Si ce sont dorénavant les possibilités techniques qui décident, dans le domaine du dépistage anténatal, à charge pour l'économie libérale de trouver une clientèle solvable, ce n'est plus la peine de parler de bioéthique. Depuis des dizaines d'années, on répète qu'il faut changer de regard sur la personne handicapée. Comment voulez-vous que le regard change quand l'eugénisme vis-à-vis de la trisomie se présente comme un « ordre établi » ? Si la trisomie apporte le désordre, alors l'élimination du porteur de désordre rétablit l'ordre. Quelle image valorisée des personnes trisomiques espère-t-on donner dans ce contexte ? Le comité onusien en charge du handicap condamne d'ailleurs régulièrement « les formes modernes de discrimination comme la politique de dépistage prénatal visant à sélectionner les enfants à naître sur la base du handicap, politique qui va à l'encontre de la reconnaissance de la valeur égale de chaque personne ».

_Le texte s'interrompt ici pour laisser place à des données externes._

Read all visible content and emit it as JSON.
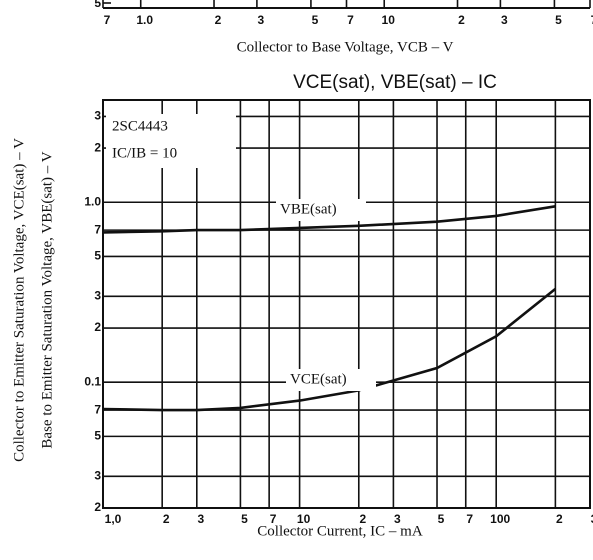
{
  "chart_data": [
    {
      "type": "line",
      "title": "VCE(sat), VBE(sat)  –  IC",
      "xlabel": "Collector Current, IC – mA",
      "ylabel": [
        "Collector to Emitter Saturation Voltage, VCE(sat) – V",
        "Base to Emitter Saturation Voltage, VBE(sat) – V"
      ],
      "annotations": [
        "2SC4443",
        "IC/IB = 10"
      ],
      "xscale": "log",
      "yscale": "log",
      "grid": true,
      "xlim": [
        1,
        300
      ],
      "ylim": [
        0.02,
        3.7
      ],
      "xticks": [
        {
          "value": 1,
          "label": "1,0"
        },
        {
          "value": 2,
          "label": "2"
        },
        {
          "value": 3,
          "label": "3"
        },
        {
          "value": 5,
          "label": "5"
        },
        {
          "value": 7,
          "label": "7"
        },
        10,
        {
          "value": 20,
          "label": "2"
        },
        {
          "value": 30,
          "label": "3"
        },
        {
          "value": 50,
          "label": "5"
        },
        {
          "value": 70,
          "label": "7"
        },
        100,
        {
          "value": 200,
          "label": "2"
        },
        {
          "value": 300,
          "label": "3"
        }
      ],
      "yticks": [
        {
          "value": 0.02,
          "label": "2"
        },
        {
          "value": 0.03,
          "label": "3"
        },
        {
          "value": 0.05,
          "label": "5"
        },
        {
          "value": 0.07,
          "label": "7"
        },
        0.1,
        {
          "value": 0.2,
          "label": "2"
        },
        {
          "value": 0.3,
          "label": "3"
        },
        {
          "value": 0.5,
          "label": "5"
        },
        {
          "value": 0.7,
          "label": "7"
        },
        {
          "value": 1,
          "label": "1.0"
        },
        2,
        3
      ],
      "series": [
        {
          "name": "VBE(sat)",
          "color": "#111",
          "x": [
            1,
            2,
            3,
            5,
            10,
            20,
            50,
            100,
            200
          ],
          "values": [
            0.68,
            0.69,
            0.7,
            0.7,
            0.72,
            0.74,
            0.78,
            0.84,
            0.95
          ]
        },
        {
          "name": "VCE(sat)",
          "color": "#111",
          "x": [
            1,
            2,
            3,
            5,
            10,
            20,
            50,
            100,
            200
          ],
          "values": [
            0.071,
            0.07,
            0.07,
            0.072,
            0.079,
            0.09,
            0.12,
            0.18,
            0.33
          ]
        }
      ]
    },
    {
      "type": "axis",
      "xlabel": "Collector to Base Voltage, VCB – V",
      "xscale": "log",
      "xlim": [
        0.7,
        70
      ],
      "xticks": [
        {
          "value": 0.7,
          "label": "7"
        },
        {
          "value": 1,
          "label": "1.0"
        },
        {
          "value": 2,
          "label": "2"
        },
        {
          "value": 3,
          "label": "3"
        },
        {
          "value": 5,
          "label": "5"
        },
        {
          "value": 7,
          "label": "7"
        },
        10,
        {
          "value": 20,
          "label": "2"
        },
        {
          "value": 30,
          "label": "3"
        },
        {
          "value": 50,
          "label": "5"
        },
        {
          "value": 70,
          "label": "7"
        }
      ],
      "yticks": [
        {
          "value": 5,
          "label": "5"
        }
      ]
    }
  ]
}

Deux opportunités se présentent aujourd'hui pour changer de logiciel et changer de regard sur la personne handicapée.

En premier lieu, ne pas installer le diagnostic prénatal non invasif dans le paysage de la santé par un remboursement de l'assurance maladie – en Allemagne, des manifestations hostiles au remboursement du test sur la trisomie 21 étaient organisées récemment –, par le passage du seuil de risque de 1250 à 11000 et par l'extension du test en population générale, qui sont autant de menaces d'abandon du diagnostic prénatal à la robotisation.

En second lieu, ne pas légaliser l'extension du diagnostic préimplantatoire aux maladies chromosomiques qui sont des maladies génétiques mais pas héréditaires. Une telle extension opportuniste, en dehors des indications recherchées dans le cadre du DPI, ouvrirait celui-ci à des critères arbitraires, impossibles à réguler. Depuis plusieurs années, la bioéthique régularise bien plus qu'elle ne régule.

Les enfants trisomiques n'étant pas à disposition du choix des adultes, de la médecine et du marché, la consultation de la Fondation Lejeune ne choisit pas ses patients. Ce sont les rescapés de l'eugénisme qui frappent à la porte de l'Institut Jérôme Lejeune. Nous serions très honorés, mesdames et messieurs les parlementaires, si vous acceptiez notre invitation à venir visiter cette consultation.